I never knew how hard it was to stay on top of this blog during the holidays. To be frank, I didn’t even look at my laptop all week. But, it is almost a new year, and it is time to create some good habits.
Do you have any New Years resolutions yet?
Mine are to write more: potentially finish the first draft of a novel, to film Survive (the zombie survival mini series), and to try and sweat less over the small things. Seems like a lot, doesn’t it? Think I can do it?
As a not-so-creative transition, I started reading the Game of Thrones series. I’m only a good six years behind, right? At least, if going off just the HBO series. I guess that’s what the college life has done to me. However, you know what I really loved about the first book? The setting and world building Martin is able to accomplished without it being overbearing.
Here we are again, staying away from the special effects makeup for another day, and talking about the writing process. Now, I always say that characters are the most important, but setting is probably second in line.
Going back to the beginning, what is setting? It is not just place (town, inside, outside, ect.) but it is everything in the story or script. Everything the character interactions with (besides other characters.) All of the senses are important when creating a good setting: sight, sound, taste, touch, and smell. What do people mainly focus on when starting out the writing process? Sight. I’m guilty of this too. It can be considered the crutch sense, because it is the easiest to relate back towards a character.
So, let’s try something.
A character stands in the bathroom- no, it’s not the start of a bad joke, it is a building exercise. The first thing we ask is “what do they see?” But we all can guess what a bathroom looks like, we’ve all visited countless bathrooms. Here are some other questions to ask:
- Is there a smell? (Does it smell like urine? Air freshener? Mildew?)

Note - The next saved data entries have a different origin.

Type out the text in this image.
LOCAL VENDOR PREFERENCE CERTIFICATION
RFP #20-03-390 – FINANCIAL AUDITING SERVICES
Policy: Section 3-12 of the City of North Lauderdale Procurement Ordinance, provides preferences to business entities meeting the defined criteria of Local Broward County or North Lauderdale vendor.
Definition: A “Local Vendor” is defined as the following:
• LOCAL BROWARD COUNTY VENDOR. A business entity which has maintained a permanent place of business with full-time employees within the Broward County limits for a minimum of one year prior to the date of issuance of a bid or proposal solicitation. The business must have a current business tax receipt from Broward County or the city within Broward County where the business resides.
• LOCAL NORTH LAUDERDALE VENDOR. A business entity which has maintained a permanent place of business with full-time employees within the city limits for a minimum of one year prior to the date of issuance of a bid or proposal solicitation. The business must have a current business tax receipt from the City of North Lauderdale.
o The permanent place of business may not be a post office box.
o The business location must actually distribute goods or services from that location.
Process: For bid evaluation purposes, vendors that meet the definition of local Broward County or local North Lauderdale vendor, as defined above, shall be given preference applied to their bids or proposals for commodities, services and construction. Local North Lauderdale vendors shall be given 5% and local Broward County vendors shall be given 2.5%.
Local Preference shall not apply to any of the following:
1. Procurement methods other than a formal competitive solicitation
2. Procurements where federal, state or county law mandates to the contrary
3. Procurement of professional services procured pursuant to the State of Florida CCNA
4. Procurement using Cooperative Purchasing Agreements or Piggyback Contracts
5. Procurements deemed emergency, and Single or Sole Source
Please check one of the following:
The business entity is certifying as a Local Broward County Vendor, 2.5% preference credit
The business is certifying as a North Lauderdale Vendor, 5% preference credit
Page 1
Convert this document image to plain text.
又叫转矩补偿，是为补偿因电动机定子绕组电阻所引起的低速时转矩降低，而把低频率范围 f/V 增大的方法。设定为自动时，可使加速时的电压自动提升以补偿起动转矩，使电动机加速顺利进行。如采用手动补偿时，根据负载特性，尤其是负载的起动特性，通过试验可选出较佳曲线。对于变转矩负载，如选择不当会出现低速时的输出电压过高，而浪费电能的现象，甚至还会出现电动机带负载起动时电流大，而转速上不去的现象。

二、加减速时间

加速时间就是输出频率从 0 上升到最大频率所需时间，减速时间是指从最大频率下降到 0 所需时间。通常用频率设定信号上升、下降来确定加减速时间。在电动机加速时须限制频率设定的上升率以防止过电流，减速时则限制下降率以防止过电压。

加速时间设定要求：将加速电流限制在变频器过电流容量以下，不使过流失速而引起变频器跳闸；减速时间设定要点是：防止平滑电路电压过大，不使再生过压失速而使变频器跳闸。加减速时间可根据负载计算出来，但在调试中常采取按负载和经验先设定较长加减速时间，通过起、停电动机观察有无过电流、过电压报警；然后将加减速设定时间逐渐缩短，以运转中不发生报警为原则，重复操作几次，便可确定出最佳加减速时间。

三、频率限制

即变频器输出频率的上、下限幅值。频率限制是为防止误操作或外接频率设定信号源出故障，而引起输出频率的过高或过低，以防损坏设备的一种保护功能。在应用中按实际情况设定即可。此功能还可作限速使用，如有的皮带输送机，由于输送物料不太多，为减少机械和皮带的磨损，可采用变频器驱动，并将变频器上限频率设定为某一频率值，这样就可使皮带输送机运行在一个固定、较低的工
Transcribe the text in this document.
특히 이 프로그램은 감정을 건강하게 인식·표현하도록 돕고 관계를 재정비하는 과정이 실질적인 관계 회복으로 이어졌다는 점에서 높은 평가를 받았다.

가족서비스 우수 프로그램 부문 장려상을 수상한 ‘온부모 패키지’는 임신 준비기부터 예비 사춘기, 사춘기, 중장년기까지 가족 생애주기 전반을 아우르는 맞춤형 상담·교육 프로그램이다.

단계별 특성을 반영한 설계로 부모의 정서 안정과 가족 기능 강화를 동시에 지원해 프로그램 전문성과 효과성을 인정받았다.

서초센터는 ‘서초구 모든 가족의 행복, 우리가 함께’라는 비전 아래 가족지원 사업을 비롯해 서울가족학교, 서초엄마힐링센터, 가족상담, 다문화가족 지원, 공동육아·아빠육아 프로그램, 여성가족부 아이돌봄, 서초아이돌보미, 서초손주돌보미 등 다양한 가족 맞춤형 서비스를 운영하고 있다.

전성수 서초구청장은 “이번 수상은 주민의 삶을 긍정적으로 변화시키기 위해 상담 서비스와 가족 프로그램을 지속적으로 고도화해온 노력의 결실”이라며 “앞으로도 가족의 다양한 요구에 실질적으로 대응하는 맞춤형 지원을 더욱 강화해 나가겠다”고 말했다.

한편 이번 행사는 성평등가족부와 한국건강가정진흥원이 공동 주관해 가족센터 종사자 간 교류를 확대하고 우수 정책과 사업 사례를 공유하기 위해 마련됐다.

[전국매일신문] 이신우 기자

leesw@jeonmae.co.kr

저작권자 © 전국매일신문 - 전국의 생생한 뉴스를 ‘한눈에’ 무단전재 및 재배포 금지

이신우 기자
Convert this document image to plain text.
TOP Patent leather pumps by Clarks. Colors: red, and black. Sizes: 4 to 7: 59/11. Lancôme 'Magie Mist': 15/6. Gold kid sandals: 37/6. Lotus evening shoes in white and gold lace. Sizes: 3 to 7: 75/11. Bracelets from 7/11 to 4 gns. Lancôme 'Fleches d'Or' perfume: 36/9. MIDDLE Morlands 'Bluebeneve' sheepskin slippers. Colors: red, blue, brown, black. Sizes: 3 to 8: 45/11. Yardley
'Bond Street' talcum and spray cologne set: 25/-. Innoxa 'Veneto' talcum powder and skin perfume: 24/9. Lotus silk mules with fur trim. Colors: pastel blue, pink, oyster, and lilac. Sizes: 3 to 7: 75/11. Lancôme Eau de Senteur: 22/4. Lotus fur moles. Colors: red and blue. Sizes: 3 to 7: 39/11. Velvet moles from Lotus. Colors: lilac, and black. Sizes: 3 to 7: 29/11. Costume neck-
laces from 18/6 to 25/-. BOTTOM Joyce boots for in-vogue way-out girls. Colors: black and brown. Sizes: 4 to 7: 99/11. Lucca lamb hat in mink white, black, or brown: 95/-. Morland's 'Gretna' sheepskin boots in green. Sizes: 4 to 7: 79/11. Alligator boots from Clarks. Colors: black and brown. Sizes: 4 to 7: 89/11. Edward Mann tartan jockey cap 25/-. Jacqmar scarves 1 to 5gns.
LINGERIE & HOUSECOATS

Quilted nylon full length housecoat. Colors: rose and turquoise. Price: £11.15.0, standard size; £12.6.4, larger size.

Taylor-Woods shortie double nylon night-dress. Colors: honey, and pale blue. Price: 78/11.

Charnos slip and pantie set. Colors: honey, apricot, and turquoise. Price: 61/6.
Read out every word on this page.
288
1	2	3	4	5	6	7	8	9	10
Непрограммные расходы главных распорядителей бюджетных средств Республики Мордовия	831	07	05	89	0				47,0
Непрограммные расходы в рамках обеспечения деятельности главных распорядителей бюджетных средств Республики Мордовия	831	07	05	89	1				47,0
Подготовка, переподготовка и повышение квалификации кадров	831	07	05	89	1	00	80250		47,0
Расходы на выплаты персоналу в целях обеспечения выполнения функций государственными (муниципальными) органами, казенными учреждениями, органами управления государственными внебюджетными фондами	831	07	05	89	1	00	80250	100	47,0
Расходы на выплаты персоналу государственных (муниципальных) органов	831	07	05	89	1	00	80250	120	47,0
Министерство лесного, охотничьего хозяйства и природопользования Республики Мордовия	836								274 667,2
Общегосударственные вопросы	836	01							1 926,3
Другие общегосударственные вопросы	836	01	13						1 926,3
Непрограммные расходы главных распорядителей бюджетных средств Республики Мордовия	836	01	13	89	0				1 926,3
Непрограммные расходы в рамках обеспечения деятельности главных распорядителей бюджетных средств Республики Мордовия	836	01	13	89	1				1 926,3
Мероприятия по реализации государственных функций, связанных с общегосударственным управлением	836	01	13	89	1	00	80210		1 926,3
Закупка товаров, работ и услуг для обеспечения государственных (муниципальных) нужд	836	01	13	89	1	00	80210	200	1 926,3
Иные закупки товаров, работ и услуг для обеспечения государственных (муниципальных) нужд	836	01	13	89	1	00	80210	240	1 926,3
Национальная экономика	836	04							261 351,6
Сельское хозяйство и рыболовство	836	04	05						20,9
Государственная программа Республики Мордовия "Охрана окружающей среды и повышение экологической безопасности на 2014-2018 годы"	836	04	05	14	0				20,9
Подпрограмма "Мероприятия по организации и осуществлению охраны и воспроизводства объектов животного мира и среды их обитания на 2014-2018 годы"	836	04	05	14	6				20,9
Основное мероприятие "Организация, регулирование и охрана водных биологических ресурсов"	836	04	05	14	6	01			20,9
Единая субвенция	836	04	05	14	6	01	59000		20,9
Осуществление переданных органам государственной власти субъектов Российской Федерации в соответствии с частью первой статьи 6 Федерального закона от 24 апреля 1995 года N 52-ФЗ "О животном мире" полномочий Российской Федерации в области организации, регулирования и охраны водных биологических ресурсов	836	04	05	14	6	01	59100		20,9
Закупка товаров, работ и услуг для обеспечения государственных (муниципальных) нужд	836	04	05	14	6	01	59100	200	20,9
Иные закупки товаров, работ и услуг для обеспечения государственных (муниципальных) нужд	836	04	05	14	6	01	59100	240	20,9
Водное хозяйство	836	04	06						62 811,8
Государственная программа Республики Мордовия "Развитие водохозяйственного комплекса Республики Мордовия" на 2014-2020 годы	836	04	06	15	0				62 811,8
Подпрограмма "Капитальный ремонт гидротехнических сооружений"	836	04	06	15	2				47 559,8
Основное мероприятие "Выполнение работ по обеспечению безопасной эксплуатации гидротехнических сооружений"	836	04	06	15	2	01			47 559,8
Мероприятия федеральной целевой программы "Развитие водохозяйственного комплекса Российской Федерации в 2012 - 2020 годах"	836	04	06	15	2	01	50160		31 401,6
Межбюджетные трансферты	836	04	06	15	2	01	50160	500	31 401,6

- Are there sounds? (a dripping faucet? A toilet tank that is filling? Is your character wearing heels on the tile? Can a conversation be heard through the walls?)
- What can you touch in a bathroom? (Is it warm or cold? What is the sink feel like? Is it clean or grimy?)
- Why would there be a taste in a bathroom? (Has your character been drinking? Are they chewing gum? Is the smell so strong that they can taste it?)
This is just a small example. Most scenes aren’t going to take place in a bathroom, but the method is the same. It can be used to any room in the house, outside in a forest, even in a different world/universe.